Pro-drugs - hepatic metobolites (need to be metabolised into active state)

Clopidogrel - slow onset of action (5-6 hrs for full effect) without loading dose; inter-individual variability in antiplatelet action

Ticagrelor + prasugrel = more rapid onset (1-2 hrs post oral dose)

Ticagrelor acts REVERSIBLY at DIFFERENT SITE to clopidogrel - has active metabolites

Question 28

Give some warnings/contraindications of ADP receptor antagonists

Answer 28

• Bleeding
• GI upset; dyspepsia, diarrhoea
• Thrombocytopaenia (low plt’s)
• Hepatic + renal impairment - caution; as metabolised from pro to active drug

Question 29

Give some important interactions/considerations of ADP receptor antagonists

Answer 29

• Clopidogrel required CYPs for activation; drugs interfering- omeprazole (PPI), ciprofloxacin, erythromycin, SSRI’s
• CYP 2C19 invl
• Thus, need to consider use of other PPI’s with clopidogrel
• Ticagrelor can interact with CYP inhibitors and inducers - CYP 3A4
• Caution when co-prescribed with other antiplatelet + anticoagulant agents or NSAIDS– BLEEDING, peptic disease

Question 30

Which drug needs stopping 7 days prior to surgery?

Answer 30

Clopidogrel -

Risk vs benefit - to allow time for drug to wear off

(Ticagrelol 5 days before?)

Question 31

Give some indications for clopidogrel (ADP receptor antagonist)

Answer 31

• Monotherapy where aspirin contraindicated
• NSTEMI pt’s for up to 12 mths (PPCI considerations)
• STEMI with stent- for up to 12 mths - stop before CABG (high vs low risk pt’s)
• Ischaemic stroke + TIA - long term secondary prevention

RISK OF CARDIOVASCULAR EVENTS VS BLEEDING RISK

Question 32

Give an indication for using prasugrel with aspirin

Answer 32

ACS patients undergoing PCI, up to 12 mths

Question 33

Provide an outline of the evidence (PLATO study) done to compare the use of ticagrelor or clopidogrel with aspirin

Answer 33

TICAGRELOR significantly reduced rate of death from vascular causes

Ticagrelor: currently licensed in combination with aspirin for p_revention of atherothrombotic events in ACS for UP TO 12 MTHS_

Question 34

Describe the mechanism of action of glycoprotein IIb/IIIa inhibitors

Answer 34

• Monoclonal antibody
• Blocks binding of fibrinogen and von Willebrand factor (vWf)
• Antibody blocks GPIIb/IIIa receptors leading to 80% reduction in aggregation

Abciximab binds irreversibly to the GPIIb/IIIa receptors and blocks the binding of fibrinogen

Question 35

Give an example of a glycoprotein IIb/IIIa inhibitor

Answer 35

Abciximab - IV injection with bolus

Antibody blocks GPIIa/IIIb receptors

Leads to 80% reduction in aggregation- bleeding risk greater than other agents

Question 36

Why do glycoprotein IIb/IIIa inhibitors have a greater associated bleeding risk compared to the other agents?

Answer 36

As they target the final common pathway where there is more complete plt aggregation

Thus, there are not many other mechanisms by which platelets can aggregate (as with COX inhibitors)
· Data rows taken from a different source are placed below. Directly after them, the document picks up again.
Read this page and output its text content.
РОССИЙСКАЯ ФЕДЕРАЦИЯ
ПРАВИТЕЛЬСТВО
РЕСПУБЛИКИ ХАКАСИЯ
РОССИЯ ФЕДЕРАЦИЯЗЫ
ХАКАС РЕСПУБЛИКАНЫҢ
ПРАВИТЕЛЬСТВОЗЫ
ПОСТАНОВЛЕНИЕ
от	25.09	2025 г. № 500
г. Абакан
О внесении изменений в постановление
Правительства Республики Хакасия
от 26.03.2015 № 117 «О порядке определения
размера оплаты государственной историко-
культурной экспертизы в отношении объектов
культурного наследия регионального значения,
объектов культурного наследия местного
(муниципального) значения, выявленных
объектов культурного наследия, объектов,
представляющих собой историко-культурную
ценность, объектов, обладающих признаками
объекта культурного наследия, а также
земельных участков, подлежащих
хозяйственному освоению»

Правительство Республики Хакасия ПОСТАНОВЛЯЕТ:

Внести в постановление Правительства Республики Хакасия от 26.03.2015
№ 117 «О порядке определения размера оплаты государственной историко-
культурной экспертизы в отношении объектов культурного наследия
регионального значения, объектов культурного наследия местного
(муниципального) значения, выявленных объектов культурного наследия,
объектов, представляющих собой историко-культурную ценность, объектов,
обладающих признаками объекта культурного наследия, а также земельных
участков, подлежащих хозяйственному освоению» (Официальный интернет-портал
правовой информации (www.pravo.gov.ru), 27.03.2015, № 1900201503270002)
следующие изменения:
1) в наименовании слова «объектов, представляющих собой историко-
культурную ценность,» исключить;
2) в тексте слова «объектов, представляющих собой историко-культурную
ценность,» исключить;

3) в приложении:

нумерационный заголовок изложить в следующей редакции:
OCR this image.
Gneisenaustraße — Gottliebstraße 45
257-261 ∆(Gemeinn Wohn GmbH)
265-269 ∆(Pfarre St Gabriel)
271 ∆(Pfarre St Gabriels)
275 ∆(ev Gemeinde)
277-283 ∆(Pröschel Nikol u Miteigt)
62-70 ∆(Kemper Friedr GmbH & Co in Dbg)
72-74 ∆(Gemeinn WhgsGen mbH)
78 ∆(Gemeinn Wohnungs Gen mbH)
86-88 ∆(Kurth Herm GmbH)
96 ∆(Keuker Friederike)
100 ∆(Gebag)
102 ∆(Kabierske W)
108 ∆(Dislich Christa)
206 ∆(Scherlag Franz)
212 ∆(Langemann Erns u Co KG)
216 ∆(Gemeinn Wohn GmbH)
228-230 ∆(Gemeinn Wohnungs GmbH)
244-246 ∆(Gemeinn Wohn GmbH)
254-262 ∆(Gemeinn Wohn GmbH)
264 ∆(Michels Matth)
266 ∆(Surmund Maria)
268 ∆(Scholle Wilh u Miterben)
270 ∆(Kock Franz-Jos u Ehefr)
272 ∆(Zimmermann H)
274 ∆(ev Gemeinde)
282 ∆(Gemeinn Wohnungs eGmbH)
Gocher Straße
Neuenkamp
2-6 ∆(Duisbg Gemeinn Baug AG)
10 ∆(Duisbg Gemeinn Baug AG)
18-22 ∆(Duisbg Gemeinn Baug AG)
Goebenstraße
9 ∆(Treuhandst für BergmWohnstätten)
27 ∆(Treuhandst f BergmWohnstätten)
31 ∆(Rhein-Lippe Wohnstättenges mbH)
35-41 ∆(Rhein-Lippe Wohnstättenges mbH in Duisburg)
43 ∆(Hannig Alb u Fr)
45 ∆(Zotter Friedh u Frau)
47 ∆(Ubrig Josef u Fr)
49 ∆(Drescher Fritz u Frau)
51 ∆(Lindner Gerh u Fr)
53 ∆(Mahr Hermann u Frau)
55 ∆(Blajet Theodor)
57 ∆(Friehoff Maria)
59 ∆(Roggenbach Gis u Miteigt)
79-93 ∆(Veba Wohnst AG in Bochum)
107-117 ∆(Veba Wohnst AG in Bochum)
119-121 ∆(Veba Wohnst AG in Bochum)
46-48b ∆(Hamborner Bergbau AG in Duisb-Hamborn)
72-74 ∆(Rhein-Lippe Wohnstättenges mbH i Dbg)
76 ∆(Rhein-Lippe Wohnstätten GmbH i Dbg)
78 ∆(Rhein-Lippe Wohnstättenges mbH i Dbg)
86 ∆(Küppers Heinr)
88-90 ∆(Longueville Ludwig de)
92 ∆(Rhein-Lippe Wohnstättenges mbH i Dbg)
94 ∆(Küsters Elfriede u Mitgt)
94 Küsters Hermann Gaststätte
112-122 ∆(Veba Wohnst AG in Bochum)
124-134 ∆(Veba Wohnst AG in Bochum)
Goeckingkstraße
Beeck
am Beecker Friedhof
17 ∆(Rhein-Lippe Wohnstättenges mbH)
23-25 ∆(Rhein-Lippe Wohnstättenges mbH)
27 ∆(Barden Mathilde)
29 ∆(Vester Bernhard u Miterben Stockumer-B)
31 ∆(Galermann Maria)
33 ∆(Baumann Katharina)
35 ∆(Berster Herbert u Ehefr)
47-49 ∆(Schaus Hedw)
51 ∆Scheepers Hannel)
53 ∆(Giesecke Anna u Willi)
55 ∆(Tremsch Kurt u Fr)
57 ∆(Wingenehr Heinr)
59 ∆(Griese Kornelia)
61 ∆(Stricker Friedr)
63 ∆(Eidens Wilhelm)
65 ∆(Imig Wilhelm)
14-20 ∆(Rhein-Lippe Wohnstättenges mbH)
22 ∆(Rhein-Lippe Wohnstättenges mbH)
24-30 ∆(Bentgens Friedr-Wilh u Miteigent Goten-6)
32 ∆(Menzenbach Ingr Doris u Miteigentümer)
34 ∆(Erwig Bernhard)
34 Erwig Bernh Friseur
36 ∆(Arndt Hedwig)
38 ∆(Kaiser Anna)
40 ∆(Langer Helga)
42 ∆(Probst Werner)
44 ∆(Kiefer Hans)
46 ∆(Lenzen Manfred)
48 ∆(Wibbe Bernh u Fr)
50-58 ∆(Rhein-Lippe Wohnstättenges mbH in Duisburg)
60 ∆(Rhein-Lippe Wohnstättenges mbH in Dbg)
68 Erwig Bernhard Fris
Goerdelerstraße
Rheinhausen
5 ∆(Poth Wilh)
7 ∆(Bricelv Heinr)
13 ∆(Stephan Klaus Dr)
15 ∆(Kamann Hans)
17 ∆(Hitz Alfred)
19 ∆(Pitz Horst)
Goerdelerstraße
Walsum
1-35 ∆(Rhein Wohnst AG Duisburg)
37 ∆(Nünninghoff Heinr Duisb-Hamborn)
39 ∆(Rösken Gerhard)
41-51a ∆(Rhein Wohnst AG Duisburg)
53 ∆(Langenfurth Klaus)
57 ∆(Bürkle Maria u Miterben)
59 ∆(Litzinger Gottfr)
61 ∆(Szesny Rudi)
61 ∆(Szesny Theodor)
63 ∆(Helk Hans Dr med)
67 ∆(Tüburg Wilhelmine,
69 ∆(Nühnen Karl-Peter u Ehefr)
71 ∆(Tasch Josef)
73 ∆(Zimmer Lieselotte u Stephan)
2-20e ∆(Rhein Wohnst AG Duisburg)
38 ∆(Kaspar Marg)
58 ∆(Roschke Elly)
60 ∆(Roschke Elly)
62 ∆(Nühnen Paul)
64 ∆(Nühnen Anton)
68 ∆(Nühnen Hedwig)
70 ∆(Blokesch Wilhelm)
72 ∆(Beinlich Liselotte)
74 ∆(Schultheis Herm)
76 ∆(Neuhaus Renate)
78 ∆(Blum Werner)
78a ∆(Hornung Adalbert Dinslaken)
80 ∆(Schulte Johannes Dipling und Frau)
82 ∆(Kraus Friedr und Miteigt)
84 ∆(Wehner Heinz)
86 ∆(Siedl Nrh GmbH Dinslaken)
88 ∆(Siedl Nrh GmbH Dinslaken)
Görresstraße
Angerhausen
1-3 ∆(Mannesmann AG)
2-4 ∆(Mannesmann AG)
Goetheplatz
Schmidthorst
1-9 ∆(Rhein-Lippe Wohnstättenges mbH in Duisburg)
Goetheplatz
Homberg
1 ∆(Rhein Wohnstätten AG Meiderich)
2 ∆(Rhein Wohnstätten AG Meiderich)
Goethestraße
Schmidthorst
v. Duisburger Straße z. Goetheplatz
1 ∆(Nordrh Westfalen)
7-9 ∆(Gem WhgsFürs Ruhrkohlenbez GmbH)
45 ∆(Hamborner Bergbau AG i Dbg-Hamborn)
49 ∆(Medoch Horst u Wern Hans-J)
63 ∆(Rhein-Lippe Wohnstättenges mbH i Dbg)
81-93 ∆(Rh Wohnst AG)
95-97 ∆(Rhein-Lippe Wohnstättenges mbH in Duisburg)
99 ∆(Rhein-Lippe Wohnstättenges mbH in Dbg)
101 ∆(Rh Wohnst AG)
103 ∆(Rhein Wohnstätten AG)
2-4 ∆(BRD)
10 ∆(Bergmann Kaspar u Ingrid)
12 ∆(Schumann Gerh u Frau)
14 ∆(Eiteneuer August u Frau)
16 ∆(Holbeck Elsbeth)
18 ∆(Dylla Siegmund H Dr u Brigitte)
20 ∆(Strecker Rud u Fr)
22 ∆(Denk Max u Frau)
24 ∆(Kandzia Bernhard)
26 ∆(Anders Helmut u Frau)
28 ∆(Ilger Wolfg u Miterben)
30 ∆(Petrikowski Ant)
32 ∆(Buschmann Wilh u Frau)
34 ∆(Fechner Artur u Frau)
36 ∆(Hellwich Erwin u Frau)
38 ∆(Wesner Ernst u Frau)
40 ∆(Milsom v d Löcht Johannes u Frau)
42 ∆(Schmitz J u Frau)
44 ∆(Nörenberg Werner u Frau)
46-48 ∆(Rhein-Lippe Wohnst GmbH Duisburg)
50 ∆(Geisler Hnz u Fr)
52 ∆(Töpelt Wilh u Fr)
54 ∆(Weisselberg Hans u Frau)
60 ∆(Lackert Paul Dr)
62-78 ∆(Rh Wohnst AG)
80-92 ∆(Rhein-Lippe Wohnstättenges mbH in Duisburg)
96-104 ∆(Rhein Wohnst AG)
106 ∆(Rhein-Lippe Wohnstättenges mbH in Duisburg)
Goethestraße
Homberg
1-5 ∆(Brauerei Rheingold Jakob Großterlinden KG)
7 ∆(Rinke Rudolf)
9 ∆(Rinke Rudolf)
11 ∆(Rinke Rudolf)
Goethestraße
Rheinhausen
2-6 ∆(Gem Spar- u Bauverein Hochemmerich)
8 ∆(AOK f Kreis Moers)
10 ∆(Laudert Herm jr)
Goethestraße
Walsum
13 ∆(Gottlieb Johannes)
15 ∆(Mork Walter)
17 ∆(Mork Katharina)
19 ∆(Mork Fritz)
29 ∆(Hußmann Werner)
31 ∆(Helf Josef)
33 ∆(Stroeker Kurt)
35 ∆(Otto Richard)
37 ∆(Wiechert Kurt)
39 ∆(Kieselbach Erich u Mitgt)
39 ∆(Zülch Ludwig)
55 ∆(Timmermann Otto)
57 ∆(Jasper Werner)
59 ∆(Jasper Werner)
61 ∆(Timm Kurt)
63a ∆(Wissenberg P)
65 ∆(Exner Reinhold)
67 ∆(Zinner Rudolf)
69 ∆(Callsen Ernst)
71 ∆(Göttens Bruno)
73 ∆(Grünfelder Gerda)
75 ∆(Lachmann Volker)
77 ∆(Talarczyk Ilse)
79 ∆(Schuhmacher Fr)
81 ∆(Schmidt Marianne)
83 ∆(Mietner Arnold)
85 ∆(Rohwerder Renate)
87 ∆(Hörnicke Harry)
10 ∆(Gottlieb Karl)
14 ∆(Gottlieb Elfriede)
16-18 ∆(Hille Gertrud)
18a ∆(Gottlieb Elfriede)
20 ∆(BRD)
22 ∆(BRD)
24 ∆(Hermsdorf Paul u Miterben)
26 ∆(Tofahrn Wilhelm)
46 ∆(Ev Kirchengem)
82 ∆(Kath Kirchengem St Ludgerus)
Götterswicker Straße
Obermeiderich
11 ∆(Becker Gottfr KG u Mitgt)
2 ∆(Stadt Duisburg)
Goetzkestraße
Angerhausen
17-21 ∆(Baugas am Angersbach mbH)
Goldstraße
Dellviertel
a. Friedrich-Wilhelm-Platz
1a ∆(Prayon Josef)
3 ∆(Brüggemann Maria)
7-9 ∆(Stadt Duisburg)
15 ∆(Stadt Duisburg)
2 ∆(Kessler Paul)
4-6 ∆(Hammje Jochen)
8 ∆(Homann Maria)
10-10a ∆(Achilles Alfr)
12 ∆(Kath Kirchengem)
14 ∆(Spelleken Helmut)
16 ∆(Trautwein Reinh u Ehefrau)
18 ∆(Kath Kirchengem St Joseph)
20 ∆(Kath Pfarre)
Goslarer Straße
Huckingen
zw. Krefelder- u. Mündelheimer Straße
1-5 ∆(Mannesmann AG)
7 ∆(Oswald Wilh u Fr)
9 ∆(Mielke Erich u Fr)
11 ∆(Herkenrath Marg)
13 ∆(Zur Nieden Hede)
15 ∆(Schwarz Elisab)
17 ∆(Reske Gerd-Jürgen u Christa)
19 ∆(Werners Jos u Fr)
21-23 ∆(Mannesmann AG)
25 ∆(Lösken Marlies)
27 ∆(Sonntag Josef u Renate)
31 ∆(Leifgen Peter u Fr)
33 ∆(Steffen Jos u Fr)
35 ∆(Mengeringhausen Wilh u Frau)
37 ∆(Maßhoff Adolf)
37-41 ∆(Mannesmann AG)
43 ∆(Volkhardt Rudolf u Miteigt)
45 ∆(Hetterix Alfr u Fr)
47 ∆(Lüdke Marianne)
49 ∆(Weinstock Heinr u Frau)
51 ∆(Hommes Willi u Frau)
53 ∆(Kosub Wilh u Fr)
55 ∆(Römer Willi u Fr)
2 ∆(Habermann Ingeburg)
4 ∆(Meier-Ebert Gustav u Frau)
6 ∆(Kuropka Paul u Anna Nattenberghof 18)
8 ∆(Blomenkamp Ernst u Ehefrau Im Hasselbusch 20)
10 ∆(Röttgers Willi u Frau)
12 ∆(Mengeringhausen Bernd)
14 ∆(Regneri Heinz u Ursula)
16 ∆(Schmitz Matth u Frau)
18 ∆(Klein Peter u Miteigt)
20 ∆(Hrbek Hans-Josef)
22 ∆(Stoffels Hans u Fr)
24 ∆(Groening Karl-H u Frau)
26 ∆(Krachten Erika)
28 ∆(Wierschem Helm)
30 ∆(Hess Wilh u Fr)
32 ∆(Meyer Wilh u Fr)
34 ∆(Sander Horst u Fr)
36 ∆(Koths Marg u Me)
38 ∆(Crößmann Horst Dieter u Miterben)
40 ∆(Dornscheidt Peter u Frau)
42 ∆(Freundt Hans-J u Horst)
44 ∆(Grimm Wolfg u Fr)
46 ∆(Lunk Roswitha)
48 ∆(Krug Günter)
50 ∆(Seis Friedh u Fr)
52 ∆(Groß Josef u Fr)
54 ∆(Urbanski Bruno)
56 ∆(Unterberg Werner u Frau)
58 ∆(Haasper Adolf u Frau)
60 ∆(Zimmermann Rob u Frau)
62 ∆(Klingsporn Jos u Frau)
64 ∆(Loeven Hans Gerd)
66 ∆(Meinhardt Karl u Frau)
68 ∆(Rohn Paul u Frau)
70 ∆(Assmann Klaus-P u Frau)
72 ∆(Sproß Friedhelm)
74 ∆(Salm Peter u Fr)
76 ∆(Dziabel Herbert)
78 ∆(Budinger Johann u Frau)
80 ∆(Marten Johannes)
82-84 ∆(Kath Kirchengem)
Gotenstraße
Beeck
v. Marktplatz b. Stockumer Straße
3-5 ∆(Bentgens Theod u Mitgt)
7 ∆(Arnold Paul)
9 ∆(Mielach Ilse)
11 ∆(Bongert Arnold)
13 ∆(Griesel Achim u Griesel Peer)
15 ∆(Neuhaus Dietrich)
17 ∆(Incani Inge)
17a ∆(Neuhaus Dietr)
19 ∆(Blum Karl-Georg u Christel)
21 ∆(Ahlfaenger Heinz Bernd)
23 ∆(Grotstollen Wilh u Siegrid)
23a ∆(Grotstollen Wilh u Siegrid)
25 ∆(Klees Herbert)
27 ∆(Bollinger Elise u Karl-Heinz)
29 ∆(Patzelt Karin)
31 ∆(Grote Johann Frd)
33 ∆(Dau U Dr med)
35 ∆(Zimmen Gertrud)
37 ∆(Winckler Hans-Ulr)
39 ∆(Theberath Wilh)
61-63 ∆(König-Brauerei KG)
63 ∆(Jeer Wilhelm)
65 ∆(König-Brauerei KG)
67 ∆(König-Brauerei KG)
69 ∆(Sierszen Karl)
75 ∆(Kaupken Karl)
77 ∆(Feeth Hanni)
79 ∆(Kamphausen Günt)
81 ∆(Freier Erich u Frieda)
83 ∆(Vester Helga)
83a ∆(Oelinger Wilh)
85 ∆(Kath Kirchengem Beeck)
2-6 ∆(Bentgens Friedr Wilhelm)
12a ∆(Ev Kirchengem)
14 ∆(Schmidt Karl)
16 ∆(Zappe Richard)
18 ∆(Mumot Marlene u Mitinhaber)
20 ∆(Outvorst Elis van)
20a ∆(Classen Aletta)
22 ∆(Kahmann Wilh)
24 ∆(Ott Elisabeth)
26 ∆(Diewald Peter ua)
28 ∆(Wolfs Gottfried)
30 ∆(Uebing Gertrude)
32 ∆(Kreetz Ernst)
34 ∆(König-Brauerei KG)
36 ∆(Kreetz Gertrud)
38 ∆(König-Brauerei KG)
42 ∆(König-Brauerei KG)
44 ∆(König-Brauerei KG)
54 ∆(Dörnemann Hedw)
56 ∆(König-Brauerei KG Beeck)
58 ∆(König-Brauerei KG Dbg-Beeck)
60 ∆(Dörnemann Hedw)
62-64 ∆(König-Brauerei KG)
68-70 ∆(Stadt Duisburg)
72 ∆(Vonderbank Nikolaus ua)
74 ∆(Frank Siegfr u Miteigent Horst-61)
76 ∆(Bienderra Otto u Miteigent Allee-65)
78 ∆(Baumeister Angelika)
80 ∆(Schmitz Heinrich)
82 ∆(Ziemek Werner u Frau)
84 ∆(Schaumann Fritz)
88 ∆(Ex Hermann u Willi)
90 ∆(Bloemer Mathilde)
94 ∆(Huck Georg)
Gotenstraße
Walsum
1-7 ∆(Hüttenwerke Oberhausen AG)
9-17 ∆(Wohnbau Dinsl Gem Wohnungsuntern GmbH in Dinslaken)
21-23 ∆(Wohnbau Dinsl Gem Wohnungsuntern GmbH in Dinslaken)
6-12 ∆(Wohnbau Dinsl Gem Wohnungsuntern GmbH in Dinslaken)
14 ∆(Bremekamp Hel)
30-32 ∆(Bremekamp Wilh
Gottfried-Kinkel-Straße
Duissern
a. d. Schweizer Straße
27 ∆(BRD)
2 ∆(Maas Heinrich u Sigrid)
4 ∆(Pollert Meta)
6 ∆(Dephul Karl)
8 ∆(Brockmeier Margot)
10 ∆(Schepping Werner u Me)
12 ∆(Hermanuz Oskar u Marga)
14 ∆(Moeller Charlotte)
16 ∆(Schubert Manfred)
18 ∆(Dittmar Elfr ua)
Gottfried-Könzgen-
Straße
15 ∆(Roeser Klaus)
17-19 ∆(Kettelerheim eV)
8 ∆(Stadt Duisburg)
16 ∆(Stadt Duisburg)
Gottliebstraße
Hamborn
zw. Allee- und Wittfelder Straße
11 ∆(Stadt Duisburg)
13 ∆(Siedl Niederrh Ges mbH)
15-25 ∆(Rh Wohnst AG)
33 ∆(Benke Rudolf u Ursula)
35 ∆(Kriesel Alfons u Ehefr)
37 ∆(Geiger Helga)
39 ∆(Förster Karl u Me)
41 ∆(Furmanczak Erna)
Hence, a substantial reduction in platelet aggregation (80%)– increased bleeding risk

Question 37

Give some warnings/contraindications and important interactions/considerations of glycoprotein IIb/IIIa inhibitors

Answer 37

• BLEEDING (fuller antipletelet effects) - dose adjustment for body weight, thrombocytopaenia, hypotension, bradycardia
• Caution with other antipletelet + anticoagulant agents

Specialist use in HIGH RISK PERCUTANEOUS TRANSLUMINAL CORONARY ANGIOPLASTY PATIENTS

Question 38

OVERVIEW

Answer 38

Question 39

Give an example of a phosphodiesterase inhibitor

Answer 39

Dipyridamole

Question 40

Describe the mechanism of action of phosphodiesterase inhibitors (dipyridamole)

Answer 40

• Dipyridamole inhibits cellular reuptake of adenosine- increased plasma adenosine- inhibits platelet aggregation via A2 receptors
• Normally, phosphodiesterases breakdown cyclic nucleotides, thus with a phosphodiesterase inhibitor, cAMP degradation is prevented
• Dipyridamole also acts as a phosphodiesterase inhibitor which prevents cAMP degradation- inhibits expression of GPIIb/IIIa (increased cAMP, decreased Ca2+, reduced plt aggregation)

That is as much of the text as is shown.